LAS VEGAS--(BUSINESS WIRE)--Ault Global Holdings, Inc. (NYSE American: DPW), a diversified holding company (the “Company”), announced today that its wholly owned subsidiary, Digital Power Lending, LLC (“DPL”), has entered into a securities purchase agreement with Alzamend Neuro, Inc. (“Alzamend”), a related party, to invest $10,000,000 in Alzamend common stock and warrants, subject to the achievement of certain milestones. The Company agreed to fund $4,000,000 upon execution of the securities purchase agreement and to fund the balance upon Alzamend achieving certain milestones related to the U.S. Food and Drug Administration approval of Alzamend’s Investigational New Drug application and Phase 1a human clinical trials for Alzamend’s lithium based ionic cocrystal therapy, known as AL001. Under the securities purchase agreement, Alzamend has agreed to sell up to 6,666,667 shares of its common stock to DPL for $10,000,000, or $1.50 per share, and issue to DPL warrants to acquire up to 3,333,334 shares of Alzamend common stock with an exercise price of $3.00 per share. The transaction was approved by the Company’s independent directors after receiving a third-party valuation report of Alzamend.
Alzamend is an early stage biopharmaceutical company focused on developing novel products for the treatment of neurodegenerative diseases and psychiatric disorders. Alzamend currently has two product candidates, aiming to bring treatments or cures for Alzheimer’s disease and other neurodegenerative diseases and psychiatric disorders to market at a reasonable cost as quickly as possible. On December 30, 2020, the Company announced that Alzamend had confidentially submitted a draft registration statement on Form S-1 with the Securities and Exchange Commission. The public offering is expected to commence after the SEC completes its review process, subject to market and other conditions.
“Our Company is proud to support Alzamend in it development and testing of treatments and cures for Alzheimer’s disease,” said Milton “Todd” Ault, III, the Company’s Executive Chairman. “We believe that strong support of research is the foundation for true innovation. Alzamend is currently working to transition two therapeutics targeting Alzheimer’s disease from the preclinical stage at the University of South Florida into the clinical stage and towards full commercialization. Alzamend has licensed both a patented mutant-peptide immunotherapeutic (“AL002”) for use as a treatment or vaccine and a lithium based ionic cocrystal therapy (“AL001”) that we believe may greatly reduce or eliminate the symptoms of agitation and other endpoints for mild to moderate stage patients diagnosed with Alzheimer’s. While there is currently no cure, prevention, or treatment to slow the progression of Alzheimer’s disease, if AL001 and AL002 prove safe and efficacious, we believe that we can change that.”

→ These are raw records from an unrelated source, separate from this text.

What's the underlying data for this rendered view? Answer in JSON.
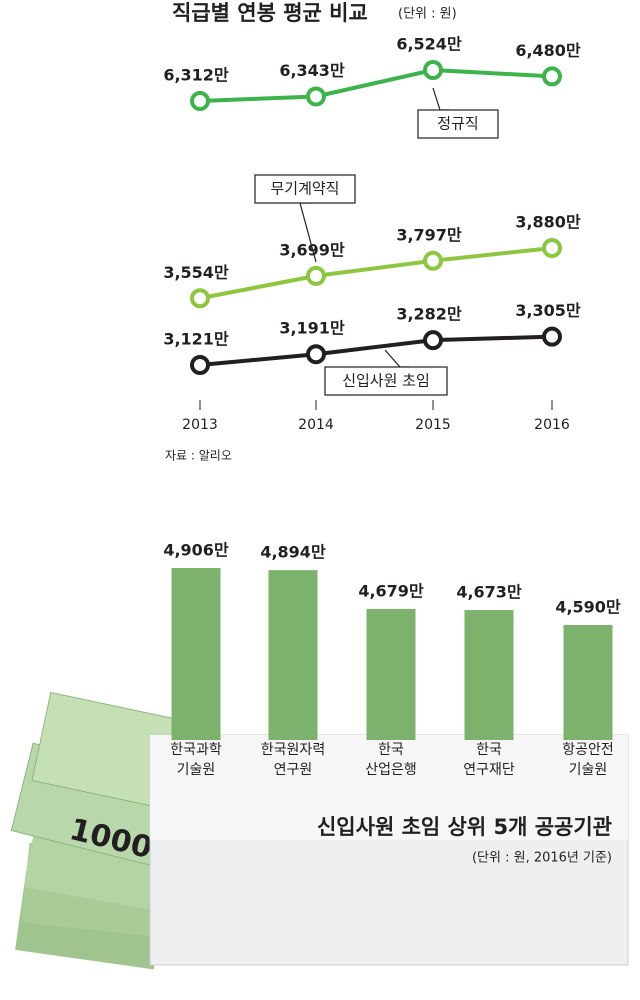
{
  "chart_data": [
    {
      "type": "line",
      "title": "직급별 연봉 평균 비교",
      "subtitle": "(단위 : 원)",
      "source": "자료 : 알리오",
      "categories": [
        "2013",
        "2014",
        "2015",
        "2016"
      ],
      "series": [
        {
          "name": "정규직",
          "color": "#3cb44a",
          "values": [
            6312,
            6343,
            6524,
            6480
          ],
          "value_labels": [
            "6,312만",
            "6,343만",
            "6,524만",
            "6,480만"
          ]
        },
        {
          "name": "무기계약직",
          "color": "#8dc63f",
          "values": [
            3554,
            3699,
            3797,
            3880
          ],
          "value_labels": [
            "3,554만",
            "3,699만",
            "3,797만",
            "3,880만"
          ]
        },
        {
          "name": "신입사원 초임",
          "color": "#231f20",
          "values": [
            3121,
            3191,
            3282,
            3305
          ],
          "value_labels": [
            "3,121만",
            "3,191만",
            "3,282만",
            "3,305만"
          ]
        }
      ]
    },
    {
      "type": "bar",
      "title": "신입사원 초임 상위 5개 공공기관",
      "subtitle": "(단위 : 원, 2016년 기준)",
      "categories": [
        "한국과학\n기술원",
        "한국원자력\n연구원",
        "한국\n산업은행",
        "한국\n연구재단",
        "항공안전\n기술원"
      ],
      "values": [
        4906,
        4894,
        4679,
        4673,
        4590
      ],
      "value_labels": [
        "4,906만",
        "4,894만",
        "4,679만",
        "4,673만",
        "4,590만"
      ],
      "color": "#7cb26b"
    }
  ]
}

For more information on Ault Global Holdings and its subsidiaries, the Company recommends that stockholders, investors and any other interested parties read the Company’s public filings and press releases available under the Investor Relations section at www.AultGlobal.com or available at www.sec.gov.
About Ault Global Holdings, Inc.
Ault Global Holdings, Inc. is a diversified holding company pursuing growth by acquiring undervalued businesses and disruptive technologies with a global impact. Through its wholly and majority-owned subsidiaries and strategic investments, the Company provides mission-critical products that support a diverse range of industries, including defense/aerospace, industrial, automotive, telecommunications, medical/biopharma, and textiles. In addition, the Company extends credit to select entrepreneurial businesses through a licensed lending subsidiary. Ault Global Holding’s headquarters are located at 11411 Southern Highlands Parkway, Suite 240, Las Vegas, NV 89141; www.AultGlobal.com.
Forward-Looking Statements
This press release contains “forward looking statements” within the meaning of Section 27A of the Securities Act of 1933, as amended, and Section 21E of the Securities Exchange Act of 1934, as amended. These forward-looking statements generally include statements that are predictive in nature and depend upon or refer to future events or conditions, and include words such as “believes,” “plans,” “anticipates,” “projects,” “estimates,” “expects,” “intends,” “strategy,” “future,” “opportunity,” “may,” “will,” “should,” “could,” “potential,” or similar expressions. Statements that are not historical facts are forward-looking statements. Forward-looking statements are based on current beliefs and assumptions that are subject to risks and uncertainties. Forward-looking statements speak only as of the date they are made, and the Company undertakes no obligation to update any of them publicly in light of new information or future events. Actual results could differ materially from those contained in any forward-looking statement as a result of various factors. More information, including potential risk factors, that could affect the Company’s business and financial results are included in the Company’s filings with the U.S. Securities and Exchange Commission, including, but not limited to, the Company’s Forms 10-K, 10-Q and 8-K. All filings are available at www.sec.gov and on the Company’s website at www.AultGlobal.com.